Democrats and capital (was: Re: BdL on BE)

Wojtek Sokolowski sokol at jhu.edu
Fri Jun 8 08:37:54 PDT 2001


At 08:28 AM 6/8/01 -0400, todd a. wrote:
>No, no Wojtek. My question was an "honest" one, not rhetorical. You seemed
>to have some idea about the Middle-Class; I tend to agree with your
>description from what I know about middle-class tendencies (although the
>anti-labour, low-taxes stuff could easily be generated by capitalists of all
>sizes). I wanted your thoughts on my question.
>

Sorry that I missed that. Here is the question:


>>Are the suburbs being followed by the ghettoes, thanks to gentrification in
the urban cores? That might mean the middle-class is shrinking as more of them stay where they are socio-economically and the upper parts of the economy rocket off, leaving them behind, thanks to the shedding of "high-status" workers. <<

To be honest, I don't know how. The shrinking-middle-class has been around for a while.

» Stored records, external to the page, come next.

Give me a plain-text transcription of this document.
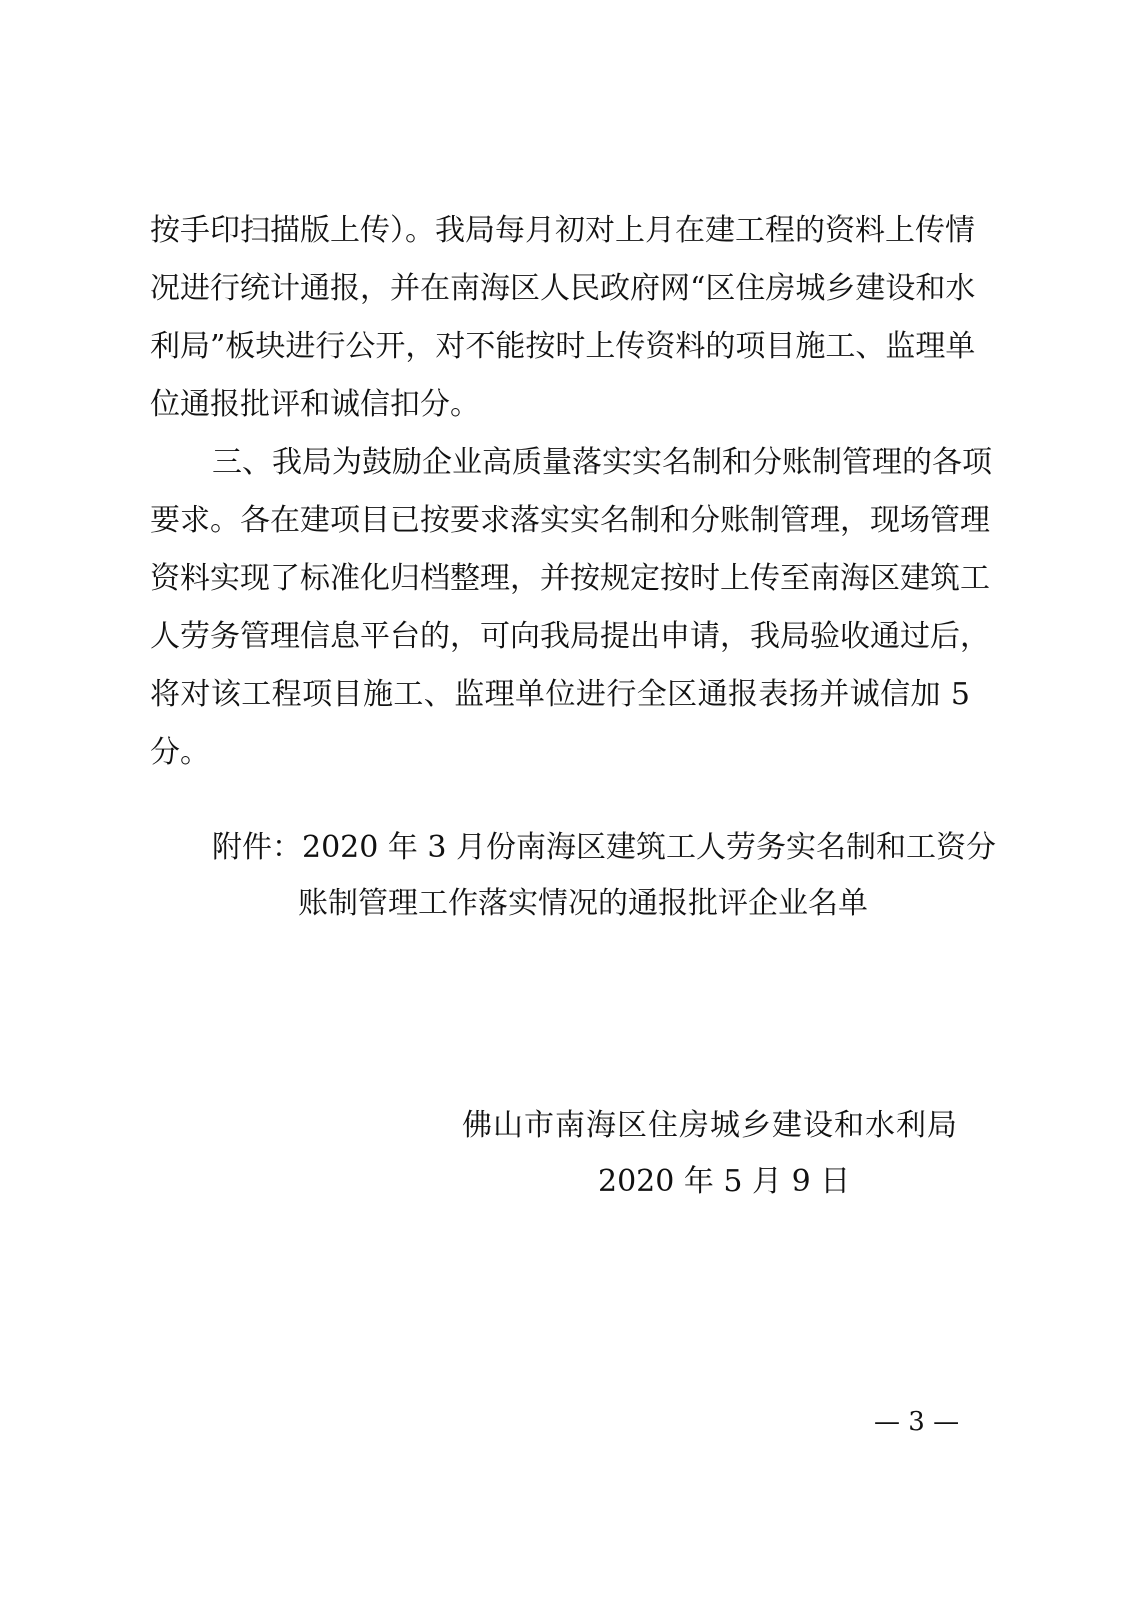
按手印扫描版上传）。我局每月初对上月在建工程的资料上传情
况进行统计通报，并在南海区人民政府网“区住房城乡建设和水
利局”板块进行公开，对不能按时上传资料的项目施工、监理单
位通报批评和诚信扣分。
三、我局为鼓励企业高质量落实实名制和分账制管理的各项
要求。各在建项目已按要求落实实名制和分账制管理，现场管理
资料实现了标准化归档整理，并按规定按时上传至南海区建筑工
人劳务管理信息平台的，可向我局提出申请，我局验收通过后，
将对该工程项目施工、监理单位进行全区通报表扬并诚信加 5
分。
附件：2020 年 3 月份南海区建筑工人劳务实名制和工资分
账制管理工作落实情况的通报批评企业名单
佛山市南海区住房城乡建设和水利局
2020 年 5 月 9 日
— 3 —
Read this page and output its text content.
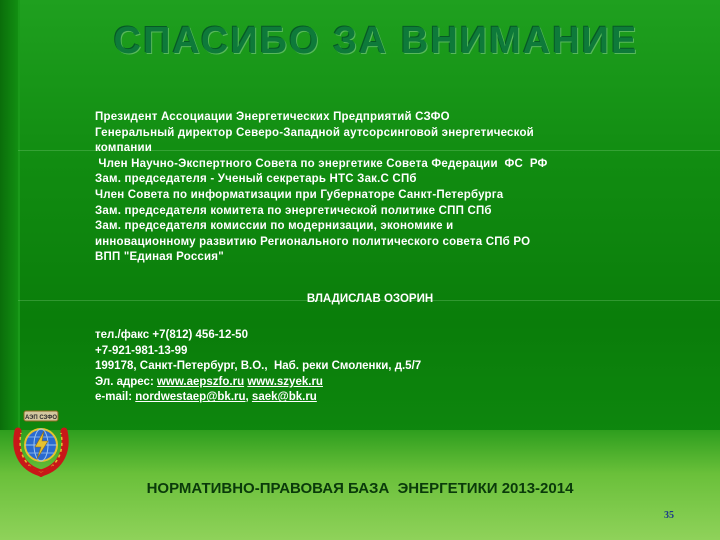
СПАСИБО ЗА ВНИМАНИЕ
Президент Ассоциации Энергетических Предприятий СЗФО
Генеральный директор Северо-Западной аутсорсинговой энергетической
компании
Член Научно-Экспертного Совета по энергетике Совета Федерации  ФС  РФ
Зам. председателя - Ученый секретарь НТС Зак.С СПб
Член Совета по информатизации при Губернаторе Санкт-Петербурга
Зам. председателя комитета по энергетической политике СПП СПб
Зам. председателя комиссии по модернизации, экономике и
инновационному развитию Регионального политического совета СПб РО
ВПП "Единая Россия"
ВЛАДИСЛАВ ОЗОРИН
тел./факс +7(812) 456-12-50
+7-921-981-13-99
199178, Санкт-Петербург, В.О.,  Наб. реки Смоленки, д.5/7
Эл. адрес: www.aepszfo.ru www.szyek.ru
e-mail: nordwestaep@bk.ru, saek@bk.ru
АЭП СЗФО
НОРМАТИВНО-ПРАВОВАЯ БАЗА  ЭНЕРГЕТИКИ 2013-2014
35
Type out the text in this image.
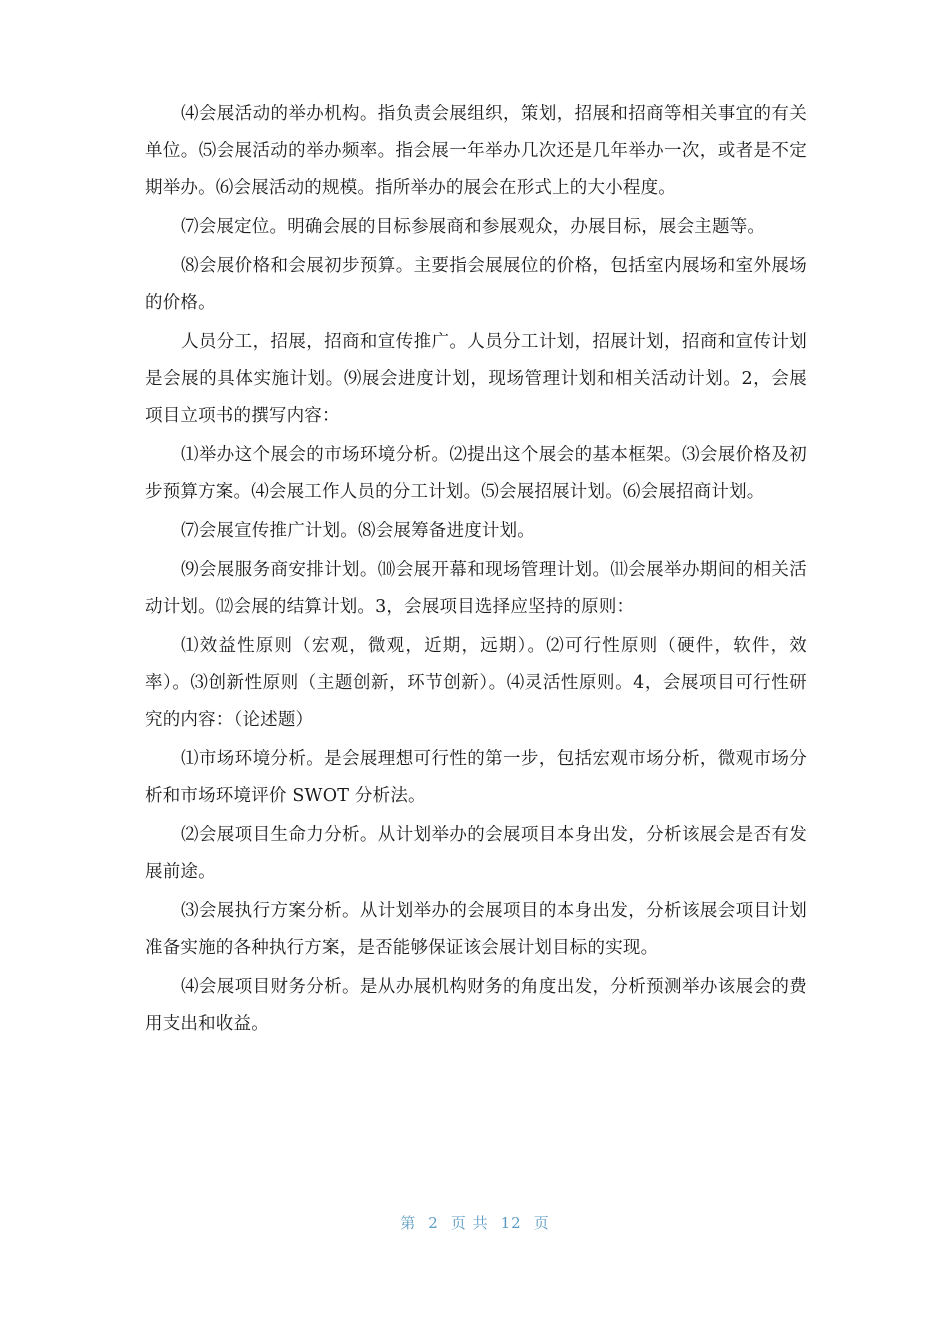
⑷会展活动的举办机构。指负责会展组织，策划，招展和招商等相关事宜的有关单位。⑸会展活动的举办频率。指会展一年举办几次还是几年举办一次，或者是不定期举办。⑹会展活动的规模。指所举办的展会在形式上的大小程度。

⑺会展定位。明确会展的目标参展商和参展观众，办展目标，展会主题等。

⑻会展价格和会展初步预算。主要指会展展位的价格，包括室内展场和室外展场的价格。

人员分工，招展，招商和宣传推广。人员分工计划，招展计划，招商和宣传计划是会展的具体实施计划。⑼展会进度计划，现场管理计划和相关活动计划。2，会展项目立项书的撰写内容：

⑴举办这个展会的市场环境分析。⑵提出这个展会的基本框架。⑶会展价格及初步预算方案。⑷会展工作人员的分工计划。⑸会展招展计划。⑹会展招商计划。

⑺会展宣传推广计划。⑻会展筹备进度计划。

⑼会展服务商安排计划。⑽会展开幕和现场管理计划。⑾会展举办期间的相关活动计划。⑿会展的结算计划。3，会展项目选择应坚持的原则：

⑴效益性原则（宏观，微观，近期，远期）。⑵可行性原则（硬件，软件，效率）。⑶创新性原则（主题创新，环节创新）。⑷灵活性原则。4，会展项目可行性研究的内容：（论述题）

⑴市场环境分析。是会展理想可行性的第一步，包括宏观市场分析，微观市场分析和市场环境评价 SWOT 分析法。

⑵会展项目生命力分析。从计划举办的会展项目本身出发，分析该展会是否有发展前途。

⑶会展执行方案分析。从计划举办的会展项目的本身出发，分析该展会项目计划准备实施的各种执行方案，是否能够保证该会展计划目标的实现。

⑷会展项目财务分析。是从办展机构财务的角度出发，分析预测举办该展会的费用支出和收益。

第 2 页 共 12 页
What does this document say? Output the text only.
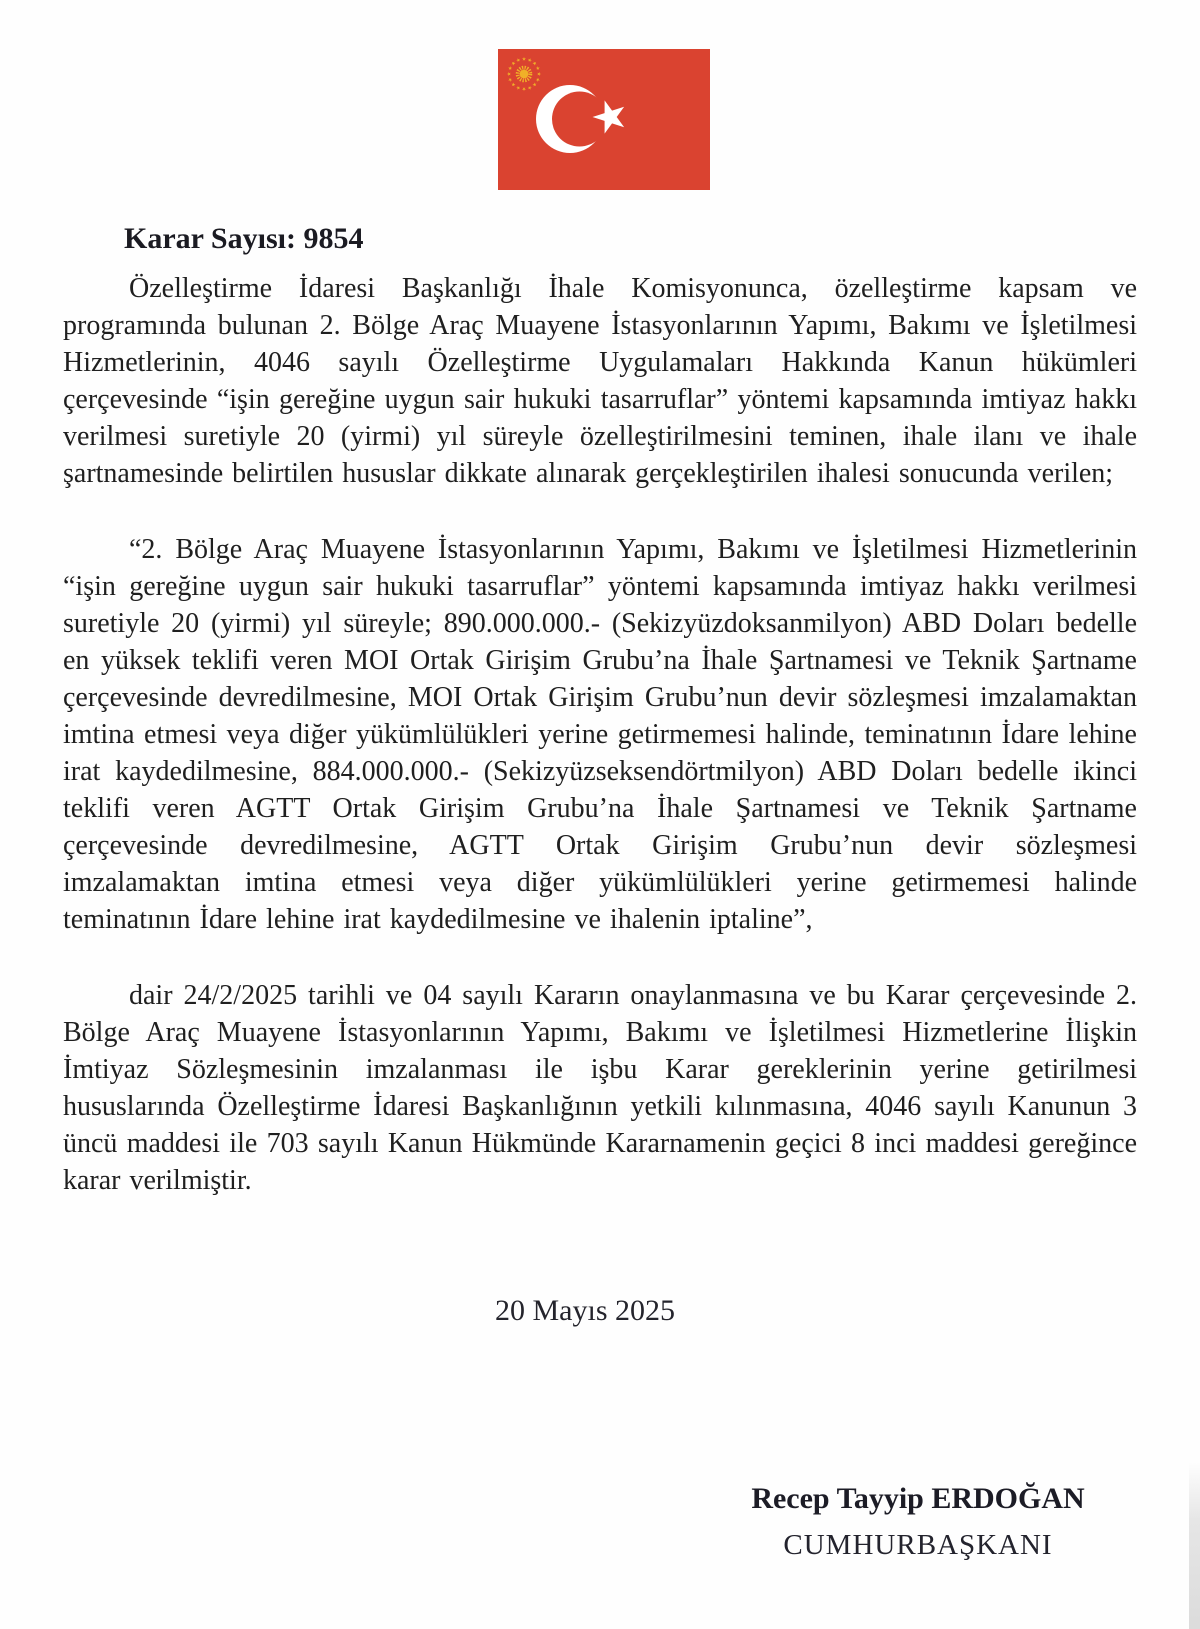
Karar Sayısı: 9854

Özelleştirme İdaresi Başkanlığı İhale Komisyonunca, özelleştirme kapsam ve programında bulunan 2. Bölge Araç Muayene İstasyonlarının Yapımı, Bakımı ve İşletilmesi Hizmetlerinin, 4046 sayılı Özelleştirme Uygulamaları Hakkında Kanun hükümleri çerçevesinde “işin gereğine uygun sair hukuki tasarruflar” yöntemi kapsamında imtiyaz hakkı verilmesi suretiyle 20 (yirmi) yıl süreyle özelleştirilmesini teminen, ihale ilanı ve ihale şartnamesinde belirtilen hususlar dikkate alınarak gerçekleştirilen ihalesi sonucunda verilen;

“2. Bölge Araç Muayene İstasyonlarının Yapımı, Bakımı ve İşletilmesi Hizmetlerinin “işin gereğine uygun sair hukuki tasarruflar” yöntemi kapsamında imtiyaz hakkı verilmesi suretiyle 20 (yirmi) yıl süreyle; 890.000.000.- (Sekizyüzdoksanmilyon) ABD Doları bedelle en yüksek teklifi veren MOI Ortak Girişim Grubu’na İhale Şartnamesi ve Teknik Şartname çerçevesinde devredilmesine, MOI Ortak Girişim Grubu’nun devir sözleşmesi imzalamaktan imtina etmesi veya diğer yükümlülükleri yerine getirmemesi halinde, teminatının İdare lehine irat kaydedilmesine, 884.000.000.- (Sekizyüzseksendörtmilyon) ABD Doları bedelle ikinci teklifi veren AGTT Ortak Girişim Grubu’na İhale Şartnamesi ve Teknik Şartname çerçevesinde devredilmesine, AGTT Ortak Girişim Grubu’nun devir sözleşmesi imzalamaktan imtina etmesi veya diğer yükümlülükleri yerine getirmemesi halinde teminatının İdare lehine irat kaydedilmesine ve ihalenin iptaline”,

dair 24/2/2025 tarihli ve 04 sayılı Kararın onaylanmasına ve bu Karar çerçevesinde 2. Bölge Araç Muayene İstasyonlarının Yapımı, Bakımı ve İşletilmesi Hizmetlerine İlişkin İmtiyaz Sözleşmesinin imzalanması ile işbu Karar gereklerinin yerine getirilmesi hususlarında Özelleştirme İdaresi Başkanlığının yetkili kılınmasına, 4046 sayılı Kanunun 3 üncü maddesi ile 703 sayılı Kanun Hükmünde Kararnamenin geçici 8 inci maddesi gereğince karar verilmiştir.

20 Mayıs 2025
Recep Tayyip ERDOĞAN
CUMHURBAŞKANI
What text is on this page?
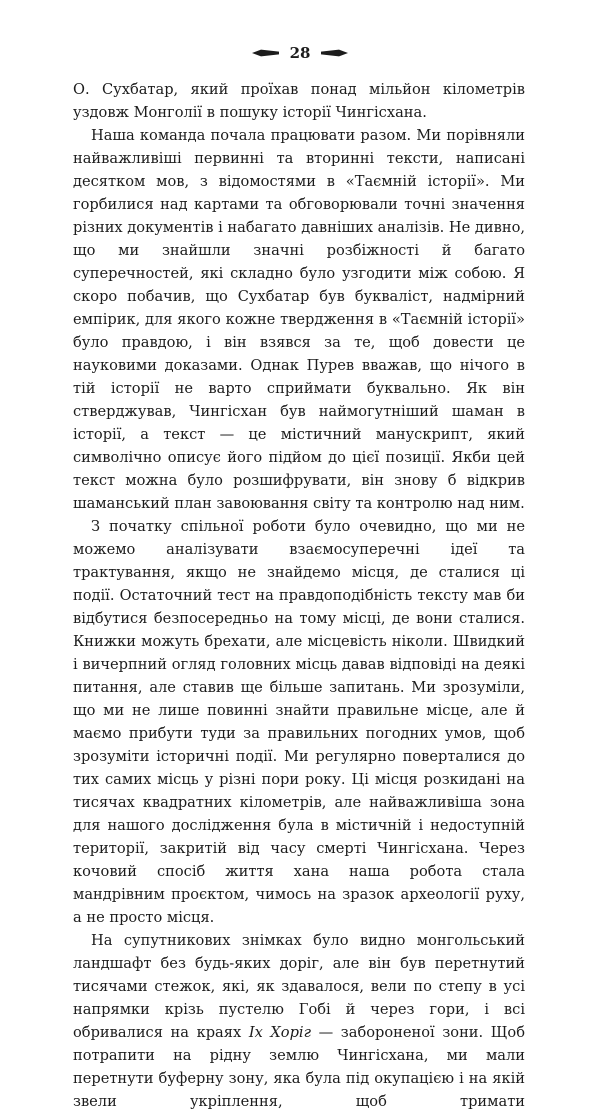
28

О. Сухбатар, який проїхав понад мільйон кілометрів уздовж Монголії в пошуку історії Чингісхана.

Наша команда почала працювати разом. Ми порівняли найважливіші первинні та вторинні тексти, написані десятком мов, з відомостями в «Таємній історії». Ми горбилися над картами та обговорювали точні значення різних документів і набагато давніших аналізів. Не дивно, що ми знайшли значні розбіжності й багато суперечностей, які складно було узгодити між собою. Я скоро побачив, що Сухбатар був букваліст, надмірний емпірик, для якого кожне твердження в «Таємній історії» було правдою, і він взявся за те, щоб довести це науковими доказами. Однак Пурев вважав, що нічого в тій історії не варто сприймати буквально. Як він стверджував, Чингісхан був наймогутніший шаман в історії, а текст — це містичний манускрипт, який символічно описує його підйом до цієї позиції. Якби цей текст можна було розшифрувати, він знову б відкрив шаманський план завоювання світу та контролю над ним.

З початку спільної роботи було очевидно, що ми не можемо аналізувати взаємосуперечні ідеї та трактування, якщо не знайдемо місця, де сталися ці події. Остаточний тест на правдоподібність тексту мав би відбутися безпосередньо на тому місці, де вони сталися. Книжки можуть брехати, але місцевість ніколи. Швидкий і вичерпний огляд головних місць давав відповіді на деякі питання, але ставив ще більше запитань. Ми зрозуміли, що ми не лише повинні знайти правильне місце, але й маємо прибути туди за правильних погодних умов, щоб зрозуміти історичні події. Ми регулярно поверталися до тих самих місць у різні пори року. Ці місця розкидані на тисячах квадратних кілометрів, але найважливіша зона для нашого дослідження була в містичній і недоступній території, закритій від часу смерті Чингісхана. Через кочовий спосіб життя хана наша робота стала мандрівним проєктом, чимось на зразок археології руху, а не просто місця.

На супутникових знімках було видно монгольський ландшафт без будь-яких доріг, але він був перетнутий тисячами стежок, які, як здавалося, вели по степу в усі напрямки крізь пустелю Гобі й через гори, і всі обривалися на краях Іх Хоріг — забороненої зони. Щоб потрапити на рідну землю Чингісхана, ми мали перетнути буферну зону, яка була під окупацією і на якій звели укріплення, щоб тримати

When I worked as a "consultant" for Santa Clara County Board of Supervisors (aka Silicon Valley) I recall receiving a memo from some state tax number crunchers lamenting that phenomenon. But I do not think that middle class is defined by income or at least not alone. Class identity plays a big role, and that identity tends to persist regardless of income. Ditto for the ghettoes - it's the mentality not just the money. Middle class would have to take a gigantic dip to shatter middle class identity.

As far as urban gentrification is concerned, I thing it is a good thing because it tends to keep high income people in the cities, thus increasing tax base and revitalizing cities. Methinks a great deal of US social ills is related to land use, esp. suburban sprawl.